We decided to make an attempt at forecasting the HAI over the next couple of years. As a first step, we gathered all the historical input data that is used to produce the HAI. As a substitute for the FHFB mortgage rates, we used rates published by Freddie Mac. As you can see in the chart below, the substitution did not create too much of a problem as the index values we calculated (the orange line) track very closely to the actual HAI values (the blue line) over the past ten years. You will also see that after peaking in 2012 at a level of about 207, the HAI dropped to 163.8 in the 3Q16 (which is the most recent data point). This 20%+ drop in affordability was due to a sharp rise in housing prices since the crisis lows, which was partially offset by a solid increase in median family income over that time frame. However, it is the third variable, interest rates, that we want to address.

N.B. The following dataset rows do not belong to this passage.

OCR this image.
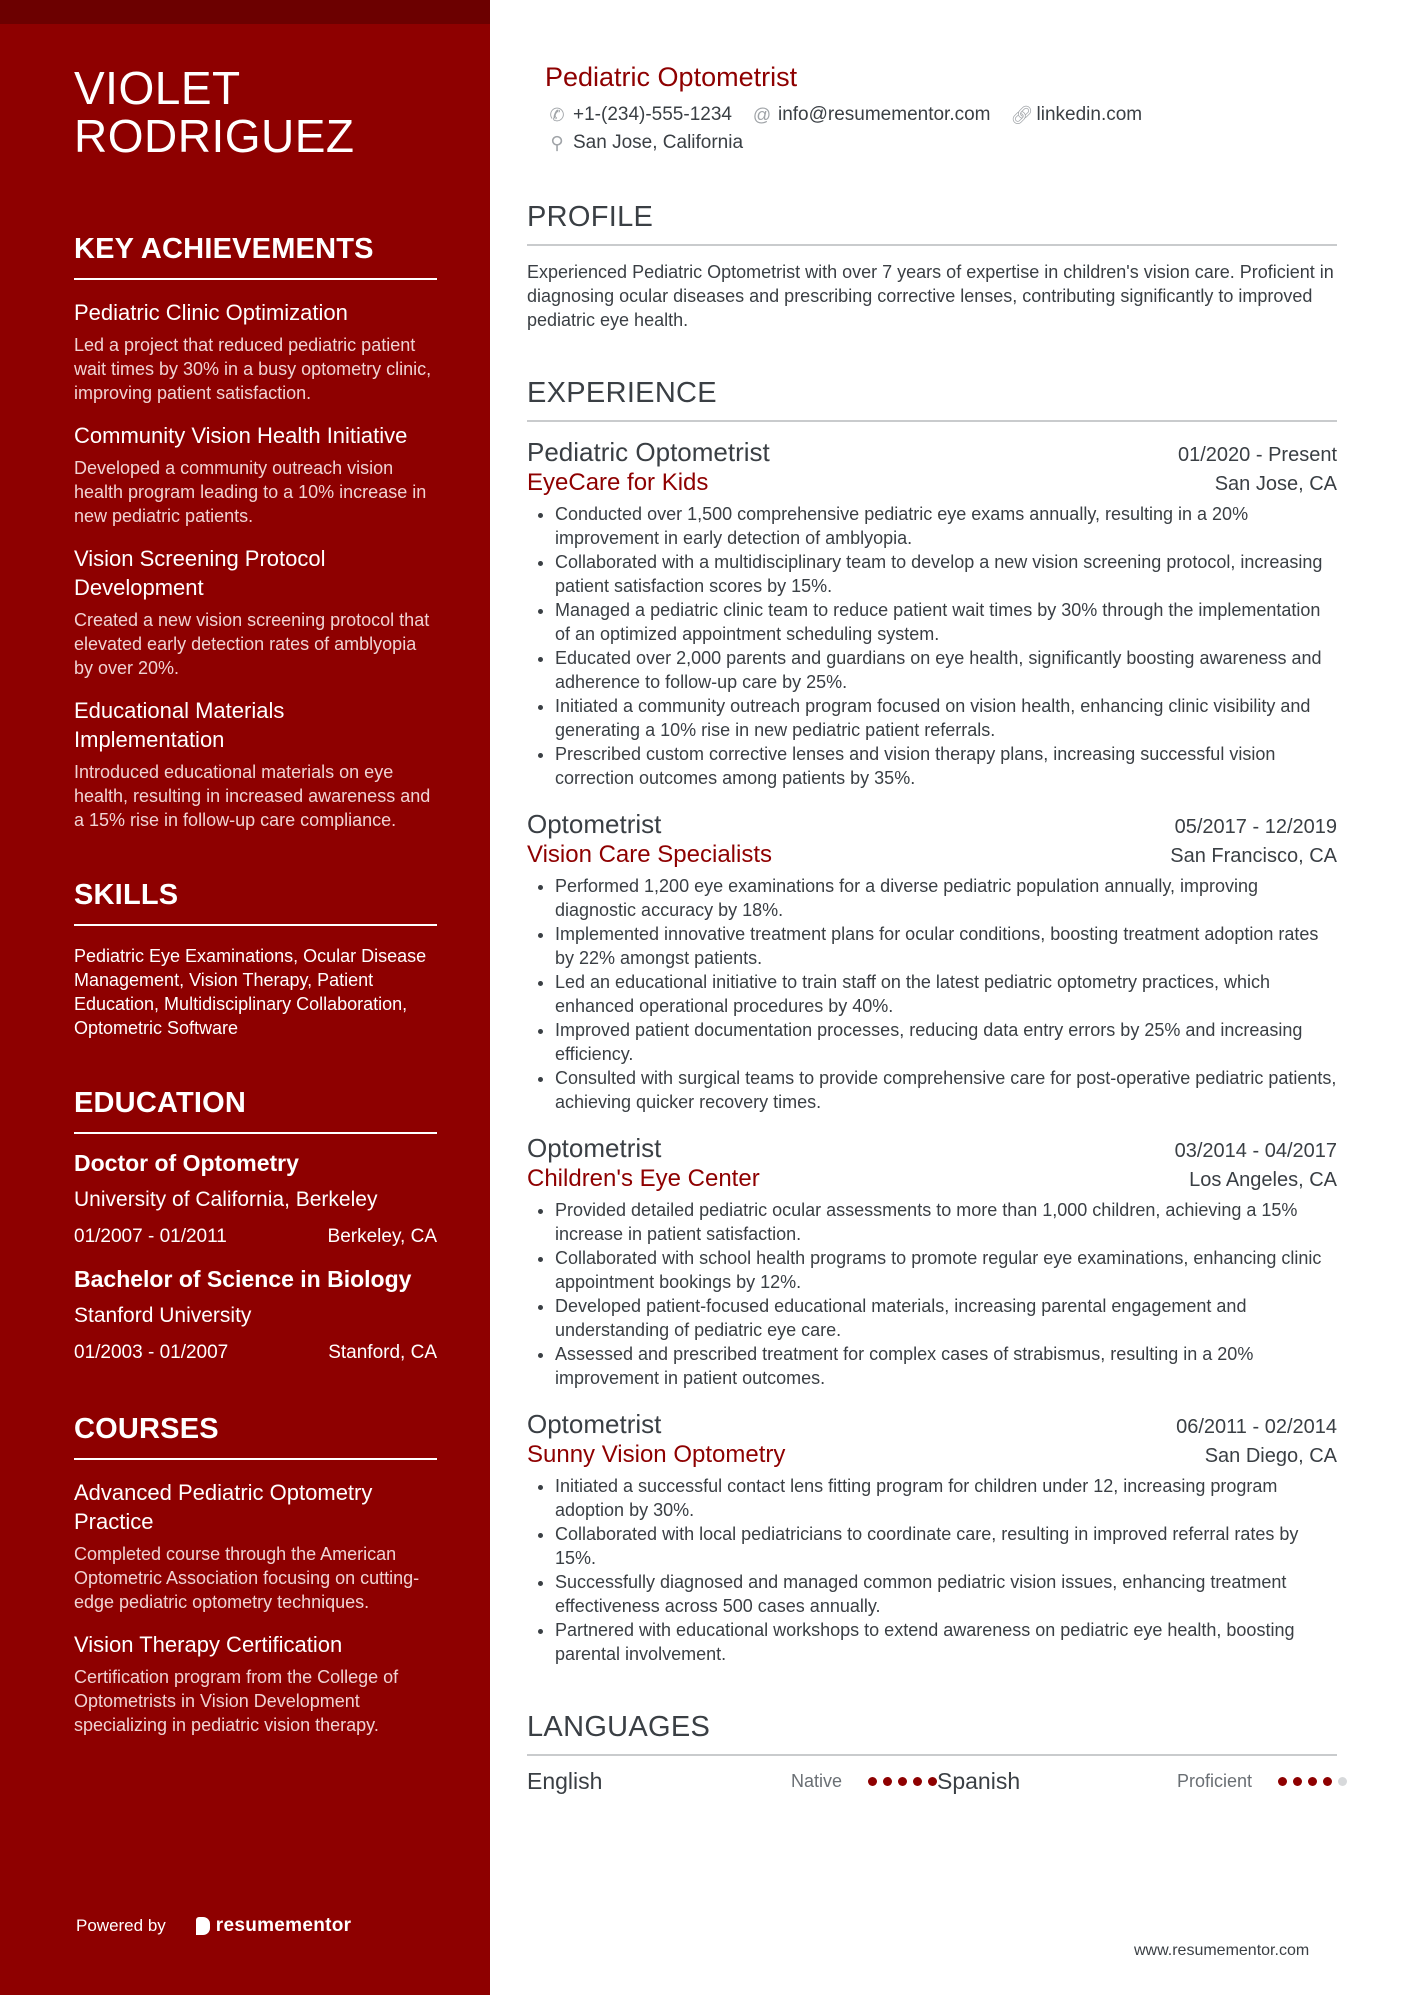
VIOLET
RODRIGUEZ
KEY ACHIEVEMENTS
Pediatric Clinic Optimization
Led a project that reduced pediatric patient wait times by 30% in a busy optometry clinic, improving patient satisfaction.
Community Vision Health Initiative
Developed a community outreach vision health program leading to a 10% increase in new pediatric patients.
Vision Screening Protocol Development
Created a new vision screening protocol that elevated early detection rates of amblyopia by over 20%.
Educational Materials Implementation
Introduced educational materials on eye health, resulting in increased awareness and a 15% rise in follow-up care compliance.
SKILLS
Pediatric Eye Examinations, Ocular Disease Management, Vision Therapy, Patient Education, Multidisciplinary Collaboration, Optometric Software
EDUCATION
Doctor of Optometry
University of California, Berkeley
01/2007 - 01/2011	Berkeley, CA
Bachelor of Science in Biology
Stanford University
01/2003 - 01/2007	Stanford, CA
COURSES
Advanced Pediatric Optometry Practice
Completed course through the American Optometric Association focusing on cutting-edge pediatric optometry techniques.
Vision Therapy Certification
Certification program from the College of Optometrists in Vision Development specializing in pediatric vision therapy.
Powered by	resumementor
Pediatric Optometrist
✆ +1-(234)-555-1234 @ info@resumementor.com 🔗︎ linkedin.com
⚲ San Jose, California
PROFILE
Experienced Pediatric Optometrist with over 7 years of expertise in children's vision care. Proficient in diagnosing ocular diseases and prescribing corrective lenses, contributing significantly to improved pediatric eye health.
EXPERIENCE
Pediatric Optometrist	01/2020 - Present
EyeCare for Kids	San Jose, CA
• Conducted over 1,500 comprehensive pediatric eye exams annually, resulting in a 20% improvement in early detection of amblyopia.
• Collaborated with a multidisciplinary team to develop a new vision screening protocol, increasing patient satisfaction scores by 15%.
• Managed a pediatric clinic team to reduce patient wait times by 30% through the implementation of an optimized appointment scheduling system.
• Educated over 2,000 parents and guardians on eye health, significantly boosting awareness and adherence to follow-up care by 25%.
• Initiated a community outreach program focused on vision health, enhancing clinic visibility and generating a 10% rise in new pediatric patient referrals.
• Prescribed custom corrective lenses and vision therapy plans, increasing successful vision correction outcomes among patients by 35%.
Optometrist	05/2017 - 12/2019
Vision Care Specialists	San Francisco, CA
• Performed 1,200 eye examinations for a diverse pediatric population annually, improving diagnostic accuracy by 18%.
• Implemented innovative treatment plans for ocular conditions, boosting treatment adoption rates by 22% amongst patients.
• Led an educational initiative to train staff on the latest pediatric optometry practices, which enhanced operational procedures by 40%.
• Improved patient documentation processes, reducing data entry errors by 25% and increasing efficiency.
• Consulted with surgical teams to provide comprehensive care for post-operative pediatric patients, achieving quicker recovery times.
Optometrist	03/2014 - 04/2017
Children's Eye Center	Los Angeles, CA
• Provided detailed pediatric ocular assessments to more than 1,000 children, achieving a 15% increase in patient satisfaction.
• Collaborated with school health programs to promote regular eye examinations, enhancing clinic appointment bookings by 12%.
• Developed patient-focused educational materials, increasing parental engagement and understanding of pediatric eye care.
• Assessed and prescribed treatment for complex cases of strabismus, resulting in a 20% improvement in patient outcomes.
Optometrist	06/2011 - 02/2014
Sunny Vision Optometry	San Diego, CA
• Initiated a successful contact lens fitting program for children under 12, increasing program adoption by 30%.
• Collaborated with local pediatricians to coordinate care, resulting in improved referral rates by 15%.
• Successfully diagnosed and managed common pediatric vision issues, enhancing treatment effectiveness across 500 cases annually.
• Partnered with educational workshops to extend awareness on pediatric eye health, boosting parental involvement.
LANGUAGES
English	Native	Spanish	Proficient
www.resumementor.com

Mortgage rates had yet to start increasing in earnest until the fourth quarter. Therefore, interest rates had very little impact on the drop in affordability from 2012 until the third quarter of 2016. According to the Freddie Mac data we used, that average rate for the 30-year fixed-rate mortgage was about 3.44% in the third quarter compared to about 4.2% today. So given the sharp spike in interest rates (and therefore mortgage rates) since the election, we thought it would be interesting to see what effect higher mortgage rates will have on housing affordability going forward. We used the following assumptions:
- Median family income increased 4% in 2016 (data not yet released), and will increase by 4% in both 2017 and 2018; this compares to a 2.3% average annual growth rate over the 10 years through 2015
- The average 30-year fixed mortgage rate gradually increases to 5.0% by the end of 2017 and to 5.5% by the end of 2018 compared to about 4.2% today
- The median sales price for existing home sales rises 3% in both 2017 and 2018, which would represent the weakest increases since early 2012
*Source: Data taken from National Association of Realtors; US Census Bureau; Freddie Mac; and Farr, Miller & Washington estimates.

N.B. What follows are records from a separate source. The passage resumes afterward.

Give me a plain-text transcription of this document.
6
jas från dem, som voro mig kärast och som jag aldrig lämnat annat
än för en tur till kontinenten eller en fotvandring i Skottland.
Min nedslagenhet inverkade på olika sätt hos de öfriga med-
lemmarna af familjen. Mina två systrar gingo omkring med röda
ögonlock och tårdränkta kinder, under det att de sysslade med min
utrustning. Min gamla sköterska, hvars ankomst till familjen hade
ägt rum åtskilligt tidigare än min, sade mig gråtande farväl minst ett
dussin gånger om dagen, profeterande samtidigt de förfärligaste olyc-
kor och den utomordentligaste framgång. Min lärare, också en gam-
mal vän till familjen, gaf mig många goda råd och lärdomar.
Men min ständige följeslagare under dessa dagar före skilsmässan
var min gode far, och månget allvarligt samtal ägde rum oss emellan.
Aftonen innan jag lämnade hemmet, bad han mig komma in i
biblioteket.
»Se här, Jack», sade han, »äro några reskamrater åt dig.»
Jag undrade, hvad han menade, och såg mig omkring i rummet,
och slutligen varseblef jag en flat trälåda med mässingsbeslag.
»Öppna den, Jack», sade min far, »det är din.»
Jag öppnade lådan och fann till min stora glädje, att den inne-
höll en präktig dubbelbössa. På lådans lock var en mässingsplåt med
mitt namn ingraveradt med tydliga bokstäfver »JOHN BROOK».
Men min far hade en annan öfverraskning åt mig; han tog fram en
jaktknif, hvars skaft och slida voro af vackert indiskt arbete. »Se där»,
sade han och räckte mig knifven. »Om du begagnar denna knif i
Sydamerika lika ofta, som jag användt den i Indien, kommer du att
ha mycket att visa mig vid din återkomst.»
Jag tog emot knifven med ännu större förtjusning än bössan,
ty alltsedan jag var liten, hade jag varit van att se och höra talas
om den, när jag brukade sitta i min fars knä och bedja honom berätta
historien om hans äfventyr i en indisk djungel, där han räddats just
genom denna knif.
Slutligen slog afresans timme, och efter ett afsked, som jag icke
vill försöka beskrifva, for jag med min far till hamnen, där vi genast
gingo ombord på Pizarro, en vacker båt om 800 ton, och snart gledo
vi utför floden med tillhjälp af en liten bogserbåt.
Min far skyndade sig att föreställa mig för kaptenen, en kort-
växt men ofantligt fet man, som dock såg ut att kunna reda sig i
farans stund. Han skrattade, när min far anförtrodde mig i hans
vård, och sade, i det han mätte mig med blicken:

Using assumptions that seem conservative, our model produced an HAI value of 121.3 by the fourth quarter of 2018. This would represent a 26% drop from the most recent reading of 163.8 for the 3Q16 and a whopping 41% drop from the peak in 2012! Moreover, a drop of this magnitude would take us all the way back to affordability levels we last saw in 2007, prior to the big drop in housing prices resulting from the financial crisis. Even if we get more conservative and assume no increase in housing prices over the next two years, the HAI still falls to about 131.5 – a level last seen in 2008 – due entirely to higher mortgage rates!

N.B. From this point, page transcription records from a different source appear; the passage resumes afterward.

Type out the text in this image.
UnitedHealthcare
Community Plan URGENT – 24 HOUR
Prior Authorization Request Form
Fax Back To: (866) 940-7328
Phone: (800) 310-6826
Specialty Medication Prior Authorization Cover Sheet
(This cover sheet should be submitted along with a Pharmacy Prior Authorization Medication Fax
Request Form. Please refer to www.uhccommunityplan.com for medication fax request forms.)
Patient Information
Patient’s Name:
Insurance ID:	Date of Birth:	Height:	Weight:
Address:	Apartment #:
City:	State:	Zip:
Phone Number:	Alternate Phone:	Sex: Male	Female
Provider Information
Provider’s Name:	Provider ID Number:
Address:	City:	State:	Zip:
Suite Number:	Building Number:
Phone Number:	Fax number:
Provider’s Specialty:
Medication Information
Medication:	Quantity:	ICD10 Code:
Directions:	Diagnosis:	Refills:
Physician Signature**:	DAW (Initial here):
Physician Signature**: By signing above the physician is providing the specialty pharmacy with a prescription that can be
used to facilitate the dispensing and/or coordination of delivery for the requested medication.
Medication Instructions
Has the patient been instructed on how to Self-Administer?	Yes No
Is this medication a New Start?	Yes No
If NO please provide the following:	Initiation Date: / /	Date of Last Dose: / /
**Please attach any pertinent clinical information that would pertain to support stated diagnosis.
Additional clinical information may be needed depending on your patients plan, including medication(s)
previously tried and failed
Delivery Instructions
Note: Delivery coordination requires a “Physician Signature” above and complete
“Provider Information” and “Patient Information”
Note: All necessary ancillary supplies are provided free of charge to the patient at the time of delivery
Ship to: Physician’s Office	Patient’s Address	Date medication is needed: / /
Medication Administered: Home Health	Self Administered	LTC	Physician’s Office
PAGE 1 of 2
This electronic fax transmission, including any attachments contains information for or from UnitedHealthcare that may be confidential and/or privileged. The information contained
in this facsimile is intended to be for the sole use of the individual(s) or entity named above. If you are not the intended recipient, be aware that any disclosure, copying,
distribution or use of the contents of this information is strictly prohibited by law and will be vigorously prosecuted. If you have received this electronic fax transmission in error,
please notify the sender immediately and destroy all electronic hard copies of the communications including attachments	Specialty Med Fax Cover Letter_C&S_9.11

The point we are trying to make is that in a low interest-rate environment, seemingly minor increases in interest rates (like 100-200 basis points) can have a very big impact on influential sectors of the economy, particularly housing. Those who argue that “interest rates are still low compared to the historical average” are missing the point. Thanks to the Fed’s suppression of interest rates to near zero for eight years, the economy, including most asset prices, has reset to very low levels of interest rates. It doesn’t matter what the level of interest rates was 10 or 20 or 30 years ago. All that matters is that rates have been held to artificially low levels for EIGHT years. So when your real estate agent tells you “it’s never been a better time to buy because interest rates are historically low”, please remember that rising interest rates affect the affordability of your house, and reduced affordability can reduce the value of your home to a prospective buyer.